Existe una relación directa entre los ritmos de tu mente y los ritmos de tu respiración. Cada cambio en tus emociones genera un cambio sutil en tus respiraciones. Habitualmente, los ritmos de nuestras emociones rigen sobre los de nuestra respiración. Cuando sentís miedo, tu respiración se detiene. Cuando estás enojado, la respiración es agitada. Cuando estás deprimido, sentís que no entra el aire. Cuando estás feliz, la inhalación se estabiliza y se expande. ¿Y si hacemos el recorrido inverso? Podemos aprender a usar distintos ritmos de respiración para transformar las emociones no deseadas y despertar aquellas emociones que nos producen alegría y bienestar. Cuando llevamos la atención a nuestra respiración, cuando observamos el movimiento expansivo de la entrada de aire y el movimiento en contracción de la exhalación, la mente se aquieta y encontramos la sensación de paz que todos estamos buscando.

 

¿Demasiado científico o demasiado racional? Es bueno llamar a las cosas por su nombre.  Cuando nos sentamos a meditar, simplemente observamos los fenómenos que suceden: los sonidos del ambiente, las molestias y sensaciones físicas en el cuerpo, cada uno de los pensamientos que pasan por nuestra mente y las sensaciones, agradables o desagradables que puedan surgir. No esperamos que suceda nada en particular. Sin embargo, a los pocos minutos sentimos que algo ocurrió.

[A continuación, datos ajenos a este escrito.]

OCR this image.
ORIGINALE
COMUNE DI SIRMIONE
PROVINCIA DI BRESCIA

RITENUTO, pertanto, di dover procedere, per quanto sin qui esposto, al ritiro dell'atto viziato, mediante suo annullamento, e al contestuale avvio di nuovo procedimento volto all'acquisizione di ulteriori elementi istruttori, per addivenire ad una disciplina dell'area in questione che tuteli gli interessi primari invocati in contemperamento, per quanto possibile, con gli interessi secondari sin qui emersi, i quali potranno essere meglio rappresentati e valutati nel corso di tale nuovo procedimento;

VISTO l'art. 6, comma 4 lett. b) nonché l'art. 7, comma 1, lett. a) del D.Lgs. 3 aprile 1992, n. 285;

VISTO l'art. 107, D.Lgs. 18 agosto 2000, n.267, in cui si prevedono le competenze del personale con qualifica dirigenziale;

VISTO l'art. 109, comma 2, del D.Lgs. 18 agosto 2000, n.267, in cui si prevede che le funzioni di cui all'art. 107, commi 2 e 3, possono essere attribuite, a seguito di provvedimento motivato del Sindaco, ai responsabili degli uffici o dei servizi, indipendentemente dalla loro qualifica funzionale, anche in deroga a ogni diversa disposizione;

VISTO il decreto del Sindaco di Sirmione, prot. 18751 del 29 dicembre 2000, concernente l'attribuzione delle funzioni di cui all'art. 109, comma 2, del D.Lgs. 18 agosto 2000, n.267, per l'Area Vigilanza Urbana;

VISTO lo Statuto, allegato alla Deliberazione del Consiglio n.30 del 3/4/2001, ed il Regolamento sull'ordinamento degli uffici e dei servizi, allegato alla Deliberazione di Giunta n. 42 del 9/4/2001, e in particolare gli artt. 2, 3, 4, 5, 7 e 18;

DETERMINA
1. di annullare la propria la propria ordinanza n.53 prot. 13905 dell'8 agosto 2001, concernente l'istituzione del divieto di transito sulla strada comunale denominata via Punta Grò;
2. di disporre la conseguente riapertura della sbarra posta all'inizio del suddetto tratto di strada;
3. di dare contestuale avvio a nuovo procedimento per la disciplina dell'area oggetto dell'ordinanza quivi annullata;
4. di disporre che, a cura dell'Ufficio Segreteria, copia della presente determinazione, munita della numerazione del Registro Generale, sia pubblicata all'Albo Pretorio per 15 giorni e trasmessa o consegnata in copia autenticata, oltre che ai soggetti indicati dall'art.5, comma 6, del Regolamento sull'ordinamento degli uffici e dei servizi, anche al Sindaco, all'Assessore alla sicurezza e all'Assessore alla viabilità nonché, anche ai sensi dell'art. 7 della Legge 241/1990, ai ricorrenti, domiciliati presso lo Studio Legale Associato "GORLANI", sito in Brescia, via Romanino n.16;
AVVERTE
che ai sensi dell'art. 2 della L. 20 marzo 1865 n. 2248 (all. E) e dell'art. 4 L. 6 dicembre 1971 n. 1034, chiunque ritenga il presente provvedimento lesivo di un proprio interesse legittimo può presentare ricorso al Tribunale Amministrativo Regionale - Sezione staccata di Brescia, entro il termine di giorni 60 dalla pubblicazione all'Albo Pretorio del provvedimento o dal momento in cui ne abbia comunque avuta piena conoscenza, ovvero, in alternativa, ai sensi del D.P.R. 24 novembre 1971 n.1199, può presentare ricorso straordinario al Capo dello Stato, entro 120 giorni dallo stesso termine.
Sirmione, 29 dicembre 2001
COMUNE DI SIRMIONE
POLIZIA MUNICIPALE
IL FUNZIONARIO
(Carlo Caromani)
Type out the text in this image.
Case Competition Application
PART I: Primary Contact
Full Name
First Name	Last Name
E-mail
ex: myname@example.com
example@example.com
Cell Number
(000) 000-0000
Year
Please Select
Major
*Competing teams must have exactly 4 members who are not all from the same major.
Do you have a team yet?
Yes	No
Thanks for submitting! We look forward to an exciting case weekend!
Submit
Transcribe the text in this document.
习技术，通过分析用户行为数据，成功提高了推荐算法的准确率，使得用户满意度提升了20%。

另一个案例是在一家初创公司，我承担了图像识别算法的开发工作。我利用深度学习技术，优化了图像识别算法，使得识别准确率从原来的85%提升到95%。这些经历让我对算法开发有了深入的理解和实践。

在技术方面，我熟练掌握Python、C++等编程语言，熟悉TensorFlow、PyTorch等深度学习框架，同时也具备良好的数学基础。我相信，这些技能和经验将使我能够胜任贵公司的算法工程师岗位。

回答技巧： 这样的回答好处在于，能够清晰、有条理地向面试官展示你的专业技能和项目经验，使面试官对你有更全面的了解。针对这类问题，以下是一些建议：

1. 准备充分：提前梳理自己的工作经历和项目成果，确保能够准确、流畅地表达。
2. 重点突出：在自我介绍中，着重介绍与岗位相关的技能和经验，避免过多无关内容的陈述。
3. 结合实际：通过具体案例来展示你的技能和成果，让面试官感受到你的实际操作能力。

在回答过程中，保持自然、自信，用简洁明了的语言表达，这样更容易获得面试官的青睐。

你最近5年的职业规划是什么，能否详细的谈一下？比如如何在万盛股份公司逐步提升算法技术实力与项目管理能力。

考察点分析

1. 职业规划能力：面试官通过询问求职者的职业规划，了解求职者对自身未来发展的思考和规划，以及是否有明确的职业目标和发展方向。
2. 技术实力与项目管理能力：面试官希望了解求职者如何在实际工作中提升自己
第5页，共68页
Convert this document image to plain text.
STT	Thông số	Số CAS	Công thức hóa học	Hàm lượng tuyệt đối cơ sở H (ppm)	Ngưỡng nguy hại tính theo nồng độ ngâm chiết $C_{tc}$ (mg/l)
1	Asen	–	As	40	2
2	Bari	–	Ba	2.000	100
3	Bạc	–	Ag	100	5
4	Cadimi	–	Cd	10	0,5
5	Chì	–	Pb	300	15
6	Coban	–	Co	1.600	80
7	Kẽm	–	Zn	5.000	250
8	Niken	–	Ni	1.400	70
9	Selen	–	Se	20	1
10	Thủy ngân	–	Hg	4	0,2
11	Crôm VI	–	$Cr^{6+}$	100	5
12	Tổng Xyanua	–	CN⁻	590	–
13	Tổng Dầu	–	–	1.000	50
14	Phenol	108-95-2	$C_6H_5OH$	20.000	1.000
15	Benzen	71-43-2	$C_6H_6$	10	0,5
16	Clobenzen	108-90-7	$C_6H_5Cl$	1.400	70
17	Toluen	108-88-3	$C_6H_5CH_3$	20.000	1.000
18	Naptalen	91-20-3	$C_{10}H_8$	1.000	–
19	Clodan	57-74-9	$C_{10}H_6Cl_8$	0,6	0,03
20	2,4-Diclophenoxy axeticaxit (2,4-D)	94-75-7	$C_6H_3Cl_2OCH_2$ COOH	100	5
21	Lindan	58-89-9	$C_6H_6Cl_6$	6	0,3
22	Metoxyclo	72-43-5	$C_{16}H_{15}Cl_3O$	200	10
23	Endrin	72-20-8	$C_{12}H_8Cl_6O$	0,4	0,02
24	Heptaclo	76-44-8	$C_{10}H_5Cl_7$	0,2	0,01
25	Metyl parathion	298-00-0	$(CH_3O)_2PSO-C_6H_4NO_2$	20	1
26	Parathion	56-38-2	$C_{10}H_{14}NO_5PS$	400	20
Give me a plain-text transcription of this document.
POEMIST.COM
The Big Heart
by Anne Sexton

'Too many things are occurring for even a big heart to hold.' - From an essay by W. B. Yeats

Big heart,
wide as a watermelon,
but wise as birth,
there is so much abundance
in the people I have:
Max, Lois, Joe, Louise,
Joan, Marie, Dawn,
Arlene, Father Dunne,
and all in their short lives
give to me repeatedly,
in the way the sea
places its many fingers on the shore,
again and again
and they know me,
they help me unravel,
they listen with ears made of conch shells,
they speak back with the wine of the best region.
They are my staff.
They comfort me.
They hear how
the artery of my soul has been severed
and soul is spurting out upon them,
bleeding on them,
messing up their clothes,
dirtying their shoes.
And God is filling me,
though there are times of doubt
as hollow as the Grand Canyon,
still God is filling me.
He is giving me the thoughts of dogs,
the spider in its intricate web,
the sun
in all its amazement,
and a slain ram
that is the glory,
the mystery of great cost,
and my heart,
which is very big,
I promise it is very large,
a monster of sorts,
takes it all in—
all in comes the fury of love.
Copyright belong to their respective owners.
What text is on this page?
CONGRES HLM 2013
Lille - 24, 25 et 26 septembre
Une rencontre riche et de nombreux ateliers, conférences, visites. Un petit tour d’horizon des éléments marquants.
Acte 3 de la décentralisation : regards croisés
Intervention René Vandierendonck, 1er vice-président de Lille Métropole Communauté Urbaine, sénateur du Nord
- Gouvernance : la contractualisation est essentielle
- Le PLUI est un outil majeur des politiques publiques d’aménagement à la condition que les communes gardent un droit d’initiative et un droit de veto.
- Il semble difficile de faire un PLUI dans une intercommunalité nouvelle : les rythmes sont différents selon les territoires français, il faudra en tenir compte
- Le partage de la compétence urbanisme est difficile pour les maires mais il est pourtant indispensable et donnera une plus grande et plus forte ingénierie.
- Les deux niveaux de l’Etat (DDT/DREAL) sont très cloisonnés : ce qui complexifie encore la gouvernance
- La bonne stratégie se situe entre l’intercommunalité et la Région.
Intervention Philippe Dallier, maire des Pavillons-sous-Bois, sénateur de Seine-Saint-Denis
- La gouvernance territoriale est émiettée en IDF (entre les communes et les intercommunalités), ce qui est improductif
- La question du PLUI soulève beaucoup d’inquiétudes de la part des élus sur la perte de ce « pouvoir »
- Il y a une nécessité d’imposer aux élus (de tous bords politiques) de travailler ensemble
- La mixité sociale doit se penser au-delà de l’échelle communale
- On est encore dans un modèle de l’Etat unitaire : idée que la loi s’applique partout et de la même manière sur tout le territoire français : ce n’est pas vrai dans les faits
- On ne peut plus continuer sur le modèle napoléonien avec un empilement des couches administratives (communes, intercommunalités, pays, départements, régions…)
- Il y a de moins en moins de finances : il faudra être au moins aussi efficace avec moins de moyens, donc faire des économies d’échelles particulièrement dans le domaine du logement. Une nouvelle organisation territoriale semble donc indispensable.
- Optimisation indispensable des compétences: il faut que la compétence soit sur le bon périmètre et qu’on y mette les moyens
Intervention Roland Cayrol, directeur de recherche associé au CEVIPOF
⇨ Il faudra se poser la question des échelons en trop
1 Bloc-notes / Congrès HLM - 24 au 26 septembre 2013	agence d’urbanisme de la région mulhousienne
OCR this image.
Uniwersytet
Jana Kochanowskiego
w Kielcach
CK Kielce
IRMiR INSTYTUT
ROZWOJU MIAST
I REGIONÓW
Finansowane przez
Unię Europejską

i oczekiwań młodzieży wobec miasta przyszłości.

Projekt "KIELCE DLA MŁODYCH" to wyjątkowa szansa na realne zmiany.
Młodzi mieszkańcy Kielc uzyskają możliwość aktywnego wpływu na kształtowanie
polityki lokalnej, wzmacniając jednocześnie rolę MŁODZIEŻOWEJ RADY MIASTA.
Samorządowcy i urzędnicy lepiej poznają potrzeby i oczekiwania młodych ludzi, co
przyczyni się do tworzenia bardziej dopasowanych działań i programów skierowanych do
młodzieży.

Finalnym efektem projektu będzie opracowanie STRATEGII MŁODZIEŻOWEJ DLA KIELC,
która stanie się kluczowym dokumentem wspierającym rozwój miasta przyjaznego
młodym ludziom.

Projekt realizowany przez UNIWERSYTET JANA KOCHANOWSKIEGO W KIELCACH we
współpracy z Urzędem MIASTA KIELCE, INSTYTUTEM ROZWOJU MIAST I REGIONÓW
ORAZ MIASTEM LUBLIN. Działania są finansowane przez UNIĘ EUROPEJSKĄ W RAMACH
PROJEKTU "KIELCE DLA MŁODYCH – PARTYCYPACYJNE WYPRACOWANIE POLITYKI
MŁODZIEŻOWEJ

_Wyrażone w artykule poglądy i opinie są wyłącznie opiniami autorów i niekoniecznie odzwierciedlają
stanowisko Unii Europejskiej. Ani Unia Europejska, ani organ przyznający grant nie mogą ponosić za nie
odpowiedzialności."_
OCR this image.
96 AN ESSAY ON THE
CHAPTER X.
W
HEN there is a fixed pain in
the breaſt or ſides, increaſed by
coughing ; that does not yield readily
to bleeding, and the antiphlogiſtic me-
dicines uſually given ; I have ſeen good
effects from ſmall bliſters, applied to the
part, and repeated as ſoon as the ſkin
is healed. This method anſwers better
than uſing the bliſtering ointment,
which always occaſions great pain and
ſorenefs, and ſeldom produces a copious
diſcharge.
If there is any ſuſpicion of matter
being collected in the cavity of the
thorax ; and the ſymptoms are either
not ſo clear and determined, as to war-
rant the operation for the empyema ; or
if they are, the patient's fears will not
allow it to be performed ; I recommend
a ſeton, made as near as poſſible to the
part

Nos sentimos aliviados y en paz, en un descanso profundo.

 

Lo interesante de todo esto es que la meditación surgió en el planeta hace miles de años, cuando los antiguos sabios pasaban larguísimas horas, e incluso días, en estados de meditación. Estos sabios eran considerados los científicos de su época. En esos estados de meditación encontraban la inspiración y el entendimiento de cómo funciona el mundo.

 

Habrá que encontrar la palabra adecuada. ¿Demasiado científicos o demasiado racionales? ¿O habrían sido, acaso, demasiado meditadores?